Leicht provokant, der Titel. Aber der ist natürlich bewusst gewählt und zeigt, dass man auf beiden Seiten vom Pferd fallen kann. Die ewige Suche nach Glück bringt immer wieder neue Ratgeber hervor. Wir wollen glücklich sein, und was uns unglücklich macht, das muss verbannt werden. Als Menschen einer Freizeitgesellschaft suchen wir krampfhaft nach andauernder Entspannung und verteufeln dabei jegliche Anspannung. Das schafft eine Diskrepanz zwischen Arbeit und Freizeit, die krank machen kann.
Job = böse und Freizeit = gut, Entspannung= Glück??? So einfach wird es in diesem Buch jedenfalls nicht dargestellt.
Die Autorin glaubt nicht daran, das Stress das Gegenteil von Glück ist sondern kommt falschen Versprechungen auf die Spur. Warum haben das Wellnesswochenende oder die Auszeit nur eine so kurze Halbwertszeit? Weil wir dieser Zeit viel zu viel Bedeutung beimessen, schreibt Helen Heinemann. Weil wir erwarten, dass uns solche Zeiten langwertiges Glück und ein in Zukunft verändertes Lebensgefühl bescheren. Dieses Versprechen, diese Erwartung, kann nicht gehalten werden.

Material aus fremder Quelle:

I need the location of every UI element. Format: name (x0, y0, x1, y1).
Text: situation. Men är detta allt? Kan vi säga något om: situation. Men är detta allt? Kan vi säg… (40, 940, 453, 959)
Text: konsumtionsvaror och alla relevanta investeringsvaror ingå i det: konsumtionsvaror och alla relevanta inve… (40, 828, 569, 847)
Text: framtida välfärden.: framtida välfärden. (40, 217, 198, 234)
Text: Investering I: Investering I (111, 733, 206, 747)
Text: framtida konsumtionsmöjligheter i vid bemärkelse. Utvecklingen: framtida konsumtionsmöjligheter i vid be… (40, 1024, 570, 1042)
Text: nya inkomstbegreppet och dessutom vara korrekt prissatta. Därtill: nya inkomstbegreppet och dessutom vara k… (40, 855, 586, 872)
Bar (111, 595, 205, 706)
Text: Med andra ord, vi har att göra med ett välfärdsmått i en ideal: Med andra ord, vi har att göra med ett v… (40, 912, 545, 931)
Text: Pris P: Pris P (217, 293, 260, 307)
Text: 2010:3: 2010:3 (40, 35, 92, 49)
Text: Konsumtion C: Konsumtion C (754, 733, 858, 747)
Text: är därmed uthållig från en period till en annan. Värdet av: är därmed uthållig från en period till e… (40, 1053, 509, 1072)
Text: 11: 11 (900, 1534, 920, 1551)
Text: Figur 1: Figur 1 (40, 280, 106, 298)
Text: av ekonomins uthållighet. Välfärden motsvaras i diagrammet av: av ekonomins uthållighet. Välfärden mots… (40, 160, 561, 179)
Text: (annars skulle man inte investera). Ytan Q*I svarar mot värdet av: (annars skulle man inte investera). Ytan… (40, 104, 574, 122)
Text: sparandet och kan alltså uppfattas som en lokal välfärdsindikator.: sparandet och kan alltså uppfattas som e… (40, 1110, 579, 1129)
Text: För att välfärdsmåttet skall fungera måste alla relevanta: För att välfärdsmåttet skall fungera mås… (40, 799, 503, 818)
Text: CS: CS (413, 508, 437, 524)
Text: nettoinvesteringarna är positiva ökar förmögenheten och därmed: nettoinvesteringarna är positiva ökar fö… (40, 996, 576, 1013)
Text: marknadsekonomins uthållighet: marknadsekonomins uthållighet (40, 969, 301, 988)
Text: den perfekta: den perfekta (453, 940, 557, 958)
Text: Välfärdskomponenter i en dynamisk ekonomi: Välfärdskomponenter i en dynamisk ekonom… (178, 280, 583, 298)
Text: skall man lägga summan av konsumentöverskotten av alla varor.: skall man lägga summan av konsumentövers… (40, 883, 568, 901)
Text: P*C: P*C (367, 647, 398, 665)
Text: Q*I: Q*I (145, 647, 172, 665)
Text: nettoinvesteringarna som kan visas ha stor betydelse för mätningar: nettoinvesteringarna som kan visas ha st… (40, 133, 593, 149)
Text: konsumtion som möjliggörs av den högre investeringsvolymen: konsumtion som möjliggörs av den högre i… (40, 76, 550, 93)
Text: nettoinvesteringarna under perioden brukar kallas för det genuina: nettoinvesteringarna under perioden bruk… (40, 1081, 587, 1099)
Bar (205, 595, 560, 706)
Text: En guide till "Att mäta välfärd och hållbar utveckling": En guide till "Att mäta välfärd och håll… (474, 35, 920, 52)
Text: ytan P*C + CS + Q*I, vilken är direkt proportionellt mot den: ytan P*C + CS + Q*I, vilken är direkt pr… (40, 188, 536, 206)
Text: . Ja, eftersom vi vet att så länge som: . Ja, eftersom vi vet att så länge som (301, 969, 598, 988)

In mehreren gut gegliederten und nachvollziehbaren Kapiteln klärt die Autorin darüber auf, worin die eigentliche Lüge besteht. Und das Stress uns nicht krankmacht, sondern eher die falschen Erwartungen, die wir an Arbeit und Freizeit stellen und die vielen Fallen, in die wir in unserem Bemühen um Veränderung tappen.
Da gibt es Kapitel mit Überschriften wie „Work-Life-Balance, das Märchen von der ständigen Erreichbarkeit, Kaputtentspannt oder Lieblingsstress“. Mit Vorurteilen wird gründlich aufgeräumt, mit falschen Werten, mit allem, mit dem wir uns selbst im Weg stehen.
Es muss laut der Autorin mehr darum gehen, unseren eigenen Wert in der Gesellschaft zu definieren und daraus Kraft zu ziehen. Es sind nicht immer Chefs und Kollegen, die uns auslaugen, sondern wir, die sich auslaugen lassen. Wir können stressresistenter sein, wenn wir unseren Wert erkennen und uns abzugrenzen lernen. Dann werden wir nicht unkollegialer sondern achtsamer – uns und den anderen gegenüber.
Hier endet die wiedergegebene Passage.